Lead nitrate on heating decomposes to give:
$2Pb{\left( {N{O_3}} \right)_2} \to 2PbO + 4N{O_2} + {O_3}$
What is the total volume of gases produced when $13.24{\text{g}}$ of lead nitrate is heated?
All gases are measured at STP.
$\left( {Pb = 207;N = 14;O = 16} \right)$
(A) $2.24$ litres
(B) $1.12$ litres
(C) 2 litres
(D) $1.24$ litres

Answer 1

We need to find the total volume of substance. We need to have a little bit of concept of number of moles for that. First, we shall find the moles of the substance and then use the ideal gas law to find its volume at STP.
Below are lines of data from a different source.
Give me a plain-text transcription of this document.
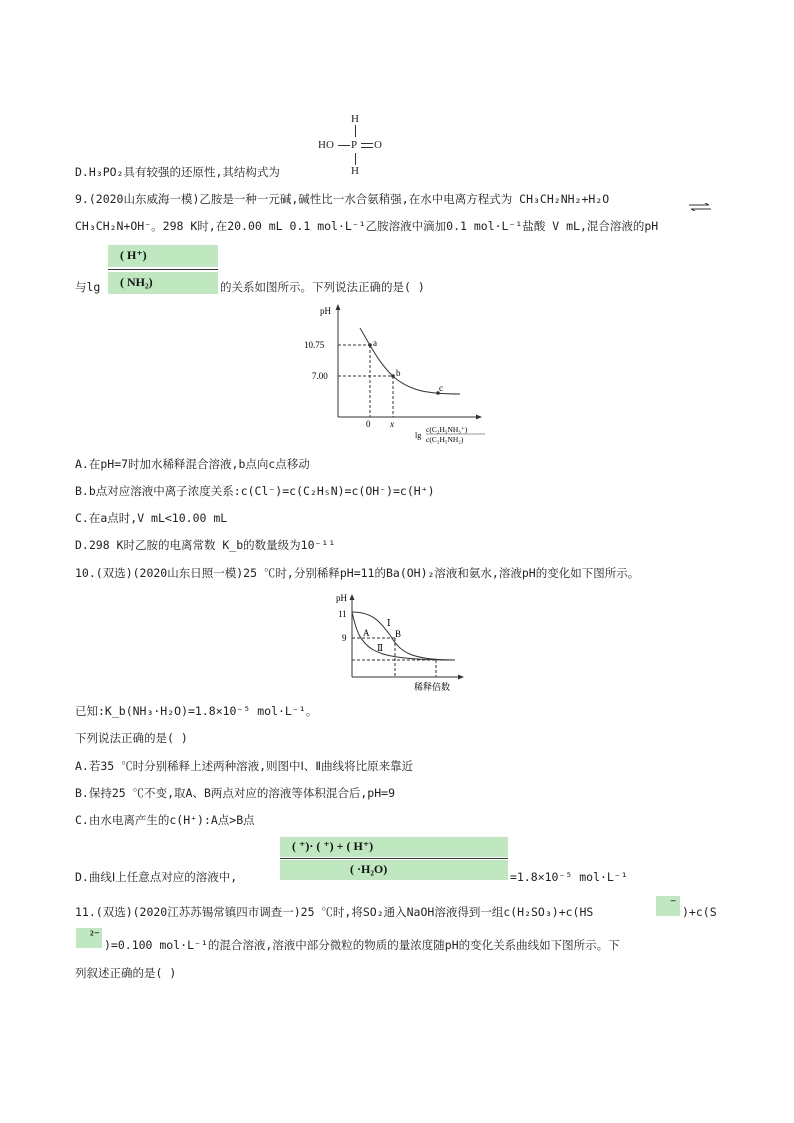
H
HO P O
H
D.H₃PO₂具有较强的还原性,其结构式为
9.(2020山东威海一模)乙胺是一种一元碱,碱性比一水合氨稍强,在水中电离方程式为 CH₃CH₂NH₂+H₂O
CH₃CH₂N+OH⁻。298 K时,在20.00 mL 0.1 mol·L⁻¹乙胺溶液中滴加0.1 mol·L⁻¹盐酸 V mL,混合溶液的pH
与lg
( H⁺)
( NH₂)	的关系如图所示。下列说法正确的是( )
pH
10.75
7.00
a
b
c
0 x
lg
c(C₂H₅NH₃⁺)
c(C₂H₅NH₂)
A.在pH=7时加水稀释混合溶液,b点向c点移动
B.b点对应溶液中离子浓度关系:c(Cl⁻)=c(C₂H₅N)=c(OH⁻)=c(H⁺)
C.在a点时,V mL<10.00 mL
D.298 K时乙胺的电离常数 K_b的数量级为10⁻¹¹
10.(双选)(2020山东日照一模)25 ℃时,分别稀释pH=11的Ba(OH)₂溶液和氨水,溶液pH的变化如下图所示。
pH
11
9 A	B
Ⅰ
Ⅱ
稀释倍数
已知:K_b(NH₃·H₂O)=1.8×10⁻⁵ mol·L⁻¹。
下列说法正确的是( )
A.若35 ℃时分别稀释上述两种溶液,则图中Ⅰ、Ⅱ曲线将比原来靠近
B.保持25 ℃不变,取A、B两点对应的溶液等体积混合后,pH=9
C.由水电离产生的c(H⁺):A点>B点
D.曲线Ⅰ上任意点对应的溶液中,
( ⁺)· ( ⁺) + ( H⁺)
( ·H₂O)
=1.8×10⁻⁵ mol·L⁻¹
11.(双选)(2020江苏苏锡常镇四市调查一)25 ℃时,将SO₂通入NaOH溶液得到一组c(H₂SO₃)+c(HS
⁻
)+c(S
²⁻
)=0.100 mol·L⁻¹的混合溶液,溶液中部分微粒的物质的量浓度随pH的变化关系曲线如下图所示。下
列叙述正确的是( )
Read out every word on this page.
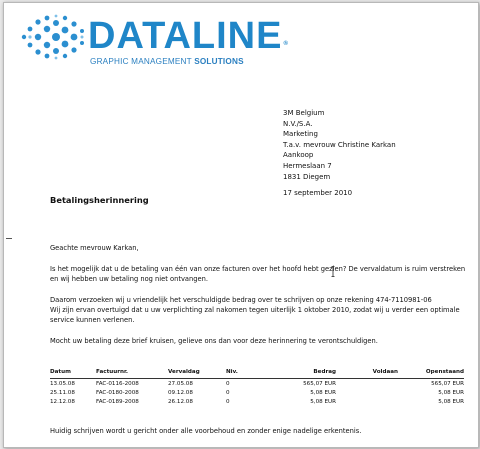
DATALINE®
GRAPHIC MANAGEMENT SOLUTIONS
3M Belgium
N.V./S.A.
Marketing
T.a.v. mevrouw Christine Karkan
Aankoop
Hermeslaan 7
1831 Diegem
17 september 2010
Betalingsherinnering
Geachte mevrouw Karkan,
Is het mogelijk dat u de betaling van één van onze facturen over het hoofd hebt gezien? De vervaldatum is ruim verstreken
en wij hebben uw betaling nog niet ontvangen.
Daarom verzoeken wij u vriendelijk het verschuldigde bedrag over te schrijven op onze rekening 474-7110981-06
Wij zijn ervan overtuigd dat u uw verplichting zal nakomen tegen uiterlijk 1 oktober 2010, zodat wij u verder een optimale
service kunnen verlenen.
Mocht uw betaling deze brief kruisen, gelieve ons dan voor deze herinnering te verontschuldigen.
Datum	Factuurnr.	Vervaldag	Niv.	Bedrag	Voldaan	Openstaand
13.05.08	FAC-0116-2008	27.05.08	0	565,07 EUR		565,07 EUR
25.11.08	FAC-0180-2008	09.12.08	0	5,08 EUR		5,08 EUR
12.12.08	FAC-0189-2008	26.12.08	0	5,08 EUR		5,08 EUR
Huidig schrijven wordt u gericht onder alle voorbehoud en zonder enige nadelige erkentenis.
Formula used: $n = \dfrac{{{\text{weight of substance}}}}{{{\text{molar mass of substance}}}}$
Here, $n$ is the number of moles.

Complete step by step answer
We already know the given equation.
$2Pb{\left( {N{O_3}} \right)_2} \to 2PbO + 4N{O_2} + {O_3}$
Here, molar mass of ${\text{Pb}}{\left( {{\text{N}}{{\text{O}}_{\text{3}}}} \right)_{\text{2}}} = 207 + 2\left( 4 \right) + 6\left( {16} \right)$
${\text{N}}{{\text{O}}_{\text{2}}}{\text{ and }}{{\text{O}}_{\text{2}}}$ gases are released.
We already know the weight of $Pb{\left( {N{O_3}} \right)_2} = 13.24{\text{g}}$
Number of moles= $\left( {\dfrac{{13.24}}{{33.1}}} \right) = 0.04$
So, $0.04$ moles of $Pb{\left( {N{O_3}} \right)_2}$ gives $\dfrac{{\text{1}}}{{\text{2}}}\left( {\dfrac{{\text{4}}}{{{\text{25}}}}} \right){\text{ moles of N}}{{\text{O}}_{\text{2}}}$
And also produces $\dfrac{{\text{1}}}{{\text{2}}}\left( {\dfrac{{\text{1}}}{{{\text{25}}}}} \right){\text{ moles of }}{{\text{O}}_3}$
Total moles of gases released $= \dfrac{1}{2}\left( {\dfrac{5}{{25}}} \right)$
According to ideal gas law, 1 mole of gas occupies $22.4$ litres.
Total volume of gases= $22.4 \times \left( {\dfrac{5}{{25}}} \right)\dfrac{1}{2} = 2.24{\text{ litres}}$
Thus, the correct option is A.

Additional Information
A mole is defined as the mass of the substance which consists of the equal quantity of basic units. Example atoms in 12 grams are the same as ${12^0}C$ . The basic units can be molecules, atoms or formula units based on the substance. A mole fraction indicates the number of chemical elements. One mole of any substance is equal to the value of $6.023 \times {10^{23}}$ (Avogadro number). It can be used to measure the products obtained from the chemical reaction. The unit is denoted by mol.

Note
Here we are using the concept of stoichiometry. Stoichiometry is a section of chemistry that involves using relationships between reactants and/or products in a chemical reaction to determine desired quantitative data. In Greek, stoikhein means element and metron means measure, so stoichiometry literally translated means the measure of elements.
Thus, to calculate the stoichiometry by mass, the number of molecules required for each reactant is expressed in moles and multiplied by the molar mass of each to give the mass of each reactant per mole of reaction. The mass ratios can be calculated by dividing each by the total in the whole reaction.